Here, we select the first three datasets using awk and head. The fastq-dump command downloads the FASTQ files with the following options:

  • --gzip: Compress output files

  • --split-files: Split paired-end reads into separate files

  • --skip-technical: Skip technical reads

  • --split-spot: Split reads based on spot layout

Additional Tips

Retrieving Datasets from Other Databases

You can also retrieve protein, nucleotide, or other datasets by specifying a different database (-db). For example:

  • To get RNA-dependent RNA polymerase (RdRp) sequences from the RefSeq database for viruses:
esearch -db nuccore -query "RdRp[GENE] AND txid10239[ORGN] AND RefSeq[FILT]" \
| efetch -format fasta
  • To retrieve beta toxin (cpb) sequences from C. perfringens:
esearch -db nuccore -query "cpb[GENE] AND txid1502[ORGN]" \
| efetch -format fasta

Checking Available Databases and Fields

  • To list all available databases, run: einfo -dbs

annotinfo, assembly, biocollections, bioproject, biosample, blastdbinfo, books, cdd, clinvar, dbvar, gap, gapplus, gds, gene, genome, geoprofiles, grasp, gtr, homologene, ipg, medgen, mesh, nlmcatalog, nuccore, nucleotide, omim, orgtrack, pcassay, pccompound, pcsubstance, pmc, popset, protein, proteinclusters, protfam, pubmed, seqannot, snp, sra, structure, taxonomy

  • To view searchable fields for a specific database (e.g., nuccore), use: einfo -db nuccore | xtract -pattern Field -element Name Description.
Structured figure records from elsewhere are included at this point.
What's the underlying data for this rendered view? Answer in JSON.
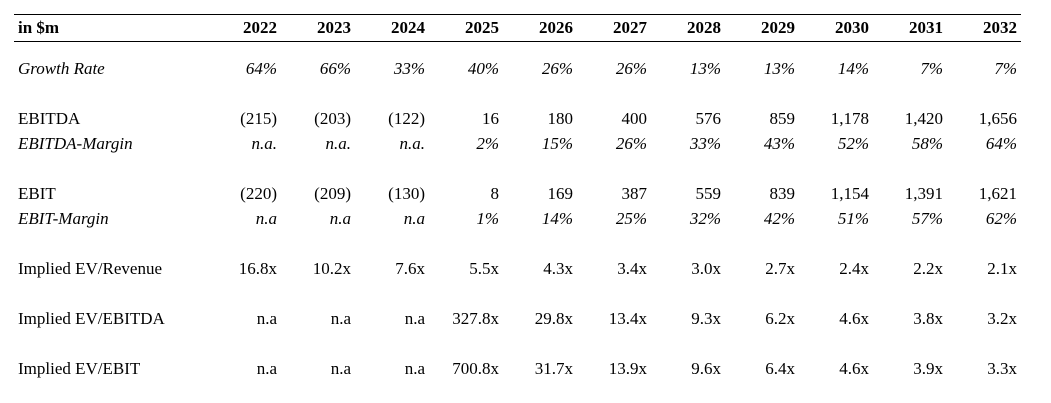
{
  "table": {
    "header_label": "in $m",
    "years": [
      "2022",
      "2023",
      "2024",
      "2025",
      "2026",
      "2027",
      "2028",
      "2029",
      "2030",
      "2031",
      "2032"
    ],
    "rows": {
      "growth_rate": {
        "label": "Growth Rate",
        "values": [
          "64%",
          "66%",
          "33%",
          "40%",
          "26%",
          "26%",
          "13%",
          "13%",
          "14%",
          "7%",
          "7%"
        ]
      },
      "ebitda": {
        "label": "EBITDA",
        "values": [
          "(215)",
          "(203)",
          "(122)",
          "16",
          "180",
          "400",
          "576",
          "859",
          "1,178",
          "1,420",
          "1,656"
        ]
      },
      "ebitda_margin": {
        "label": "EBITDA-Margin",
        "values": [
          "n.a.",
          "n.a.",
          "n.a.",
          "2%",
          "15%",
          "26%",
          "33%",
          "43%",
          "52%",
          "58%",
          "64%"
        ]
      },
      "ebit": {
        "label": "EBIT",
        "values": [
          "(220)",
          "(209)",
          "(130)",
          "8",
          "169",
          "387",
          "559",
          "839",
          "1,154",
          "1,391",
          "1,621"
        ]
      },
      "ebit_margin": {
        "label": "EBIT-Margin",
        "values": [
          "n.a",
          "n.a",
          "n.a",
          "1%",
          "14%",
          "25%",
          "32%",
          "42%",
          "51%",
          "57%",
          "62%"
        ]
      },
      "ev_revenue": {
        "label": "Implied EV/Revenue",
        "values": [
          "16.8x",
          "10.2x",
          "7.6x",
          "5.5x",
          "4.3x",
          "3.4x",
          "3.0x",
          "2.7x",
          "2.4x",
          "2.2x",
          "2.1x"
        ]
      },
      "ev_ebitda": {
        "label": "Implied EV/EBITDA",
        "values": [
          "n.a",
          "n.a",
          "n.a",
          "327.8x",
          "29.8x",
          "13.4x",
          "9.3x",
          "6.2x",
          "4.6x",
          "3.8x",
          "3.2x"
        ]
      },
      "ev_ebit": {
        "label": "Implied EV/EBIT",
        "values": [
          "n.a",
          "n.a",
          "n.a",
          "700.8x",
          "31.7x",
          "13.9x",
          "9.6x",
          "6.4x",
          "4.6x",
          "3.9x",
          "3.3x"
        ]
      }
    }
  }
}
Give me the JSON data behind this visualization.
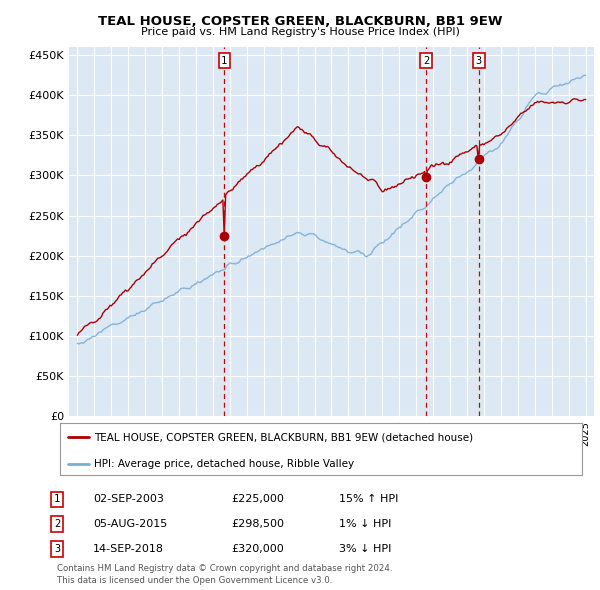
{
  "title": "TEAL HOUSE, COPSTER GREEN, BLACKBURN, BB1 9EW",
  "subtitle": "Price paid vs. HM Land Registry's House Price Index (HPI)",
  "bg_color": "#dce9f5",
  "grid_color": "#ffffff",
  "hpi_color": "#7aaed6",
  "price_color": "#aa0000",
  "vline_color": "#cc0000",
  "ylim": [
    0,
    460000
  ],
  "yticks": [
    0,
    50000,
    100000,
    150000,
    200000,
    250000,
    300000,
    350000,
    400000,
    450000
  ],
  "ytick_labels": [
    "£0",
    "£50K",
    "£100K",
    "£150K",
    "£200K",
    "£250K",
    "£300K",
    "£350K",
    "£400K",
    "£450K"
  ],
  "sales": [
    {
      "date_num": 2003.67,
      "price": 225000,
      "label": "1"
    },
    {
      "date_num": 2015.58,
      "price": 298500,
      "label": "2"
    },
    {
      "date_num": 2018.7,
      "price": 320000,
      "label": "3"
    }
  ],
  "sale_table": [
    {
      "label": "1",
      "date": "02-SEP-2003",
      "price": "£225,000",
      "change": "15% ↑ HPI"
    },
    {
      "label": "2",
      "date": "05-AUG-2015",
      "price": "£298,500",
      "change": "1% ↓ HPI"
    },
    {
      "label": "3",
      "date": "14-SEP-2018",
      "price": "£320,000",
      "change": "3% ↓ HPI"
    }
  ],
  "legend_house": "TEAL HOUSE, COPSTER GREEN, BLACKBURN, BB1 9EW (detached house)",
  "legend_hpi": "HPI: Average price, detached house, Ribble Valley",
  "footer": "Contains HM Land Registry data © Crown copyright and database right 2024.\nThis data is licensed under the Open Government Licence v3.0.",
  "xmin": 1994.5,
  "xmax": 2025.5
}
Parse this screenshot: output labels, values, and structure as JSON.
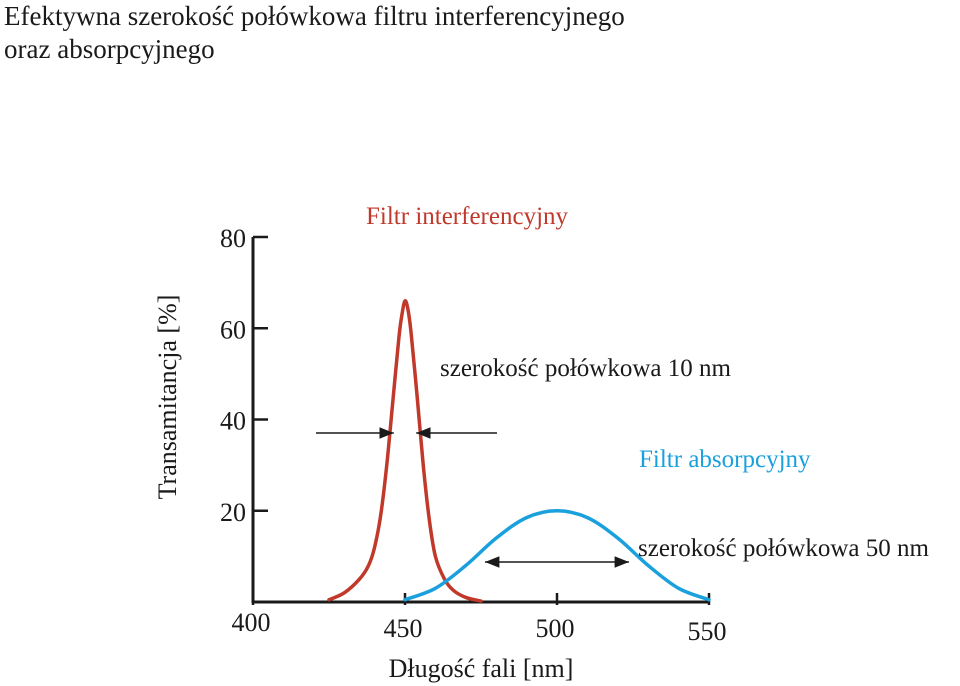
{
  "title_lines": [
    "Efektywna szerokość połówkowa filtru interferencyjnego",
    "oraz absorpcyjnego"
  ],
  "colors": {
    "interference": "#c0392b",
    "absorption": "#1aa0dc",
    "axis": "#1a1a1a"
  },
  "chart_data": {
    "type": "line",
    "xlabel": "Długość fali [nm]",
    "ylabel": "Transamitancja [%]",
    "x_ticks": [
      "400",
      "450",
      "500",
      "550"
    ],
    "y_ticks": [
      "20",
      "40",
      "60",
      "80"
    ],
    "xlim": [
      400,
      550
    ],
    "ylim": [
      0,
      80
    ],
    "grid": false,
    "series": [
      {
        "name": "Filtr interferencyjny",
        "color": "#c0392b",
        "x": [
          425,
          430,
          435,
          438,
          440,
          442,
          444,
          446,
          448,
          449,
          450,
          451,
          452,
          454,
          456,
          458,
          460,
          463,
          466,
          470,
          475
        ],
        "y": [
          0.5,
          2,
          5,
          8,
          12,
          19,
          30,
          44,
          58,
          63,
          66,
          64,
          59,
          45,
          30,
          18,
          10,
          5,
          2.5,
          1,
          0.2
        ]
      },
      {
        "name": "Filtr absorpcyjny",
        "color": "#1aa0dc",
        "x": [
          450,
          460,
          470,
          480,
          490,
          500,
          510,
          520,
          530,
          540,
          550
        ],
        "y": [
          0.5,
          3,
          8,
          14,
          18.5,
          20,
          18.5,
          14,
          8,
          3,
          0.5
        ]
      }
    ],
    "annotations": [
      {
        "text": "szerokość połówkowa 10 nm",
        "x_from": 445,
        "x_to": 455,
        "y": 36
      },
      {
        "text": "szerokość połówkowa 50 nm",
        "x_from": 475,
        "x_to": 525,
        "y": 8.5
      }
    ]
  }
}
Here’s a small snippet of what you’ll find:
Name Description
ALL All terms from all searchable fields
UID Unique number assigned to each sequence
FILT Limits the records
WORD Free text associated with record
TITL Words in definition line

Example

To download RefSeq assemblies for C. perfringens, use:

esearch -db assembly -query "txid10239[ORGN]" \
| efetch -format docsum \
| xtract -pattern DocumentSummary -element FtpPath_RefSeq \
| xargs -P 3 -I {} bash -c 'name=$(basename {}); curl -o "${name}_genomic.fna.gz" {}/"${name}_genomic.fna.gz"'

Or download the .gbff files for Flavivirus:

esearch -db assembly -query "txid11051[ORGN]" \
| efetch -format docsum \
| xtract -pattern DocumentSummary -element FtpPath_RefSeq \
| sed 's/$/\/*genomic.gbff.gz/' \
| xargs -P 3 wget -c -nd

Conclusion

For bioinformatics professionals, tools like entrez-direct and sra-tools are invaluable for efficiently downloading large datasets. Combined with other Linux command-line utilities, they can be powerful components in automation workflows.